Gemäß § 32 Abs. 1 leg. cit. sind Einwirkungen auf Gewässer, die unmittelbar oder mittelbar deren Beschaffenheit (§ 30 Abs. 2) beeinträchtigen, nur nach wasserrechtlicher Bewilligung zulässig. Bloß geringfügige Einwirkungen, insbesondere der Gemeingebrauch (§ 8) sowie die ordnungsgemäße land- und forstwirtschaftliche Bodennutzung (Abs. 8), gelten bis zum Beweis des Gegenteils nicht als Beeinträchtigung.

Gemäß Abs. 2 lit. c dieses Paragraphen bedürfen der Bewilligung im Sinne des Abs. 1 jedenfalls Maßnahmen, die zur Folge haben, daß durch Eindringen (Versickern) von Stoffen in den Boden das Grundwasser verunreinigt wird.
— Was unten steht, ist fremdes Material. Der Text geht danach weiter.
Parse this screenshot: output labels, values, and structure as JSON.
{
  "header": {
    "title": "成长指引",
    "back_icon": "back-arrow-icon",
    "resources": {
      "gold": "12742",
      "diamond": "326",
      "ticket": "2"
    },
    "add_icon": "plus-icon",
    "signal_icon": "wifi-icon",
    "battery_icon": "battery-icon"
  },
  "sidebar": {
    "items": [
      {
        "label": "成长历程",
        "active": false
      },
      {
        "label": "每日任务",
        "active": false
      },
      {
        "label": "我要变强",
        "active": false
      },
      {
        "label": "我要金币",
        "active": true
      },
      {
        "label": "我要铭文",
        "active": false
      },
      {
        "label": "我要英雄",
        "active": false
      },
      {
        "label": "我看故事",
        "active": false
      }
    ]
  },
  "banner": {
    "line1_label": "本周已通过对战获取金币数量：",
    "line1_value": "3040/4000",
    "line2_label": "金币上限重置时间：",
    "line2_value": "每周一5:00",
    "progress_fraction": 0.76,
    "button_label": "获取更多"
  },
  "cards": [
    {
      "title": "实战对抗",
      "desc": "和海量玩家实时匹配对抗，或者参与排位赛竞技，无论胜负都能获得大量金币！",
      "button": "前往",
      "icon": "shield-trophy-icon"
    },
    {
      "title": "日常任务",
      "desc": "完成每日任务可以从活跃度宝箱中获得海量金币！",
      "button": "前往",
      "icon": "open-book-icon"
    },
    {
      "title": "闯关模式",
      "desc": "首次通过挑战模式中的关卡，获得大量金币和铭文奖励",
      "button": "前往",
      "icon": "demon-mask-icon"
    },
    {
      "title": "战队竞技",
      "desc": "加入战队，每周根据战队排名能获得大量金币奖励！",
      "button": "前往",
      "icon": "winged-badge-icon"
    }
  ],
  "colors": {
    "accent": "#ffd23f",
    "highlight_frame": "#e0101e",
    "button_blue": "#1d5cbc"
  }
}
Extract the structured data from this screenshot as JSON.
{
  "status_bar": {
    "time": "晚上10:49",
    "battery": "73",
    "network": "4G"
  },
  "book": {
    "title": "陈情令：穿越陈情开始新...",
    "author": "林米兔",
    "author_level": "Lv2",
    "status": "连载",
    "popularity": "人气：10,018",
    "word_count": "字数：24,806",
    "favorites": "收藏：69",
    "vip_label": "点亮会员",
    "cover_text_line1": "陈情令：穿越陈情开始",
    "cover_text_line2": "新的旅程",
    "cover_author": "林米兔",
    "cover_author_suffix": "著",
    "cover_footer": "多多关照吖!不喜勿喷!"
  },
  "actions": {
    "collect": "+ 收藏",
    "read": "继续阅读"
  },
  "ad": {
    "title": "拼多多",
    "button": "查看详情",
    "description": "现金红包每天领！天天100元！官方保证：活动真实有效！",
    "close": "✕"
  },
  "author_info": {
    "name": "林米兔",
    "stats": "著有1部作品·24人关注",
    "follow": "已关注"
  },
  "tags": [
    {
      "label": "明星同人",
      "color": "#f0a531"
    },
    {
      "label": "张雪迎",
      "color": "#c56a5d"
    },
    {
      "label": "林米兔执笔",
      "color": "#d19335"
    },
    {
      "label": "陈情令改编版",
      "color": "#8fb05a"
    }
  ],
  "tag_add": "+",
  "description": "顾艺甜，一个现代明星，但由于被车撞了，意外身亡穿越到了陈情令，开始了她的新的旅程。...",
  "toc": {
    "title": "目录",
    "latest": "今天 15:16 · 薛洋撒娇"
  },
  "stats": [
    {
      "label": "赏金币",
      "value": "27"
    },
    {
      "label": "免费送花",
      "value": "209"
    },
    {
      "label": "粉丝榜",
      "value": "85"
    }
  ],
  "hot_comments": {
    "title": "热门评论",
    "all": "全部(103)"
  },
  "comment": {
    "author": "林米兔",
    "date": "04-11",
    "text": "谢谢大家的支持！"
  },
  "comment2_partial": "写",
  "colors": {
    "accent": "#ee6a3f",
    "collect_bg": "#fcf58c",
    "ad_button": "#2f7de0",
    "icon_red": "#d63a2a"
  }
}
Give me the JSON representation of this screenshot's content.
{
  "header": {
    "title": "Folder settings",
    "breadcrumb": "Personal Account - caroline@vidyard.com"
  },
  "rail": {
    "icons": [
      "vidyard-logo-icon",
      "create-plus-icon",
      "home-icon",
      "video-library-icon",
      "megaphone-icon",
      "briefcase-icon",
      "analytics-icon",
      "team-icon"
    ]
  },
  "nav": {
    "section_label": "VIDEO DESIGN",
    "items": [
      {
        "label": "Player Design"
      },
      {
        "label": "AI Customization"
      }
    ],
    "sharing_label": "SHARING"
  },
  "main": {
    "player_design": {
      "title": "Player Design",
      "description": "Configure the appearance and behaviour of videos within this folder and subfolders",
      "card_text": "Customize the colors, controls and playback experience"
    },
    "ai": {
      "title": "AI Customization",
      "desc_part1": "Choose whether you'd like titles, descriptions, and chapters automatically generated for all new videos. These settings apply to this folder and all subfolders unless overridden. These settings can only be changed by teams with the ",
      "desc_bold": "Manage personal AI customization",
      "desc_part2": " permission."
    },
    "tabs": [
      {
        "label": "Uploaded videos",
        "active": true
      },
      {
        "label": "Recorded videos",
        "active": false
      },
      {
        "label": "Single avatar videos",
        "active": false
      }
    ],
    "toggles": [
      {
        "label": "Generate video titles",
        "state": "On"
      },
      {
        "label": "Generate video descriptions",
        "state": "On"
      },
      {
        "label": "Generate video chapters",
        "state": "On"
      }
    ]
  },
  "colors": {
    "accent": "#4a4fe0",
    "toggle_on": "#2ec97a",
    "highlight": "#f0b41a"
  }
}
Gemäß Abs. 5 dieses Paragraphen ist, wenn Bauvorhaben, die nach anderen Vorschriften einer Genehmigung oder Bewilligung bedürfen, auch eine bewilligungspflichtige Einwirkung auf Gewässer mit sich bringen, um wasserrechtliche Bewilligung dafür spätestens zugleich mit dem Ansuchen um die nach den anderen Vorschriften einzuholende Genehmigung oder Bewilligung anzusuchen.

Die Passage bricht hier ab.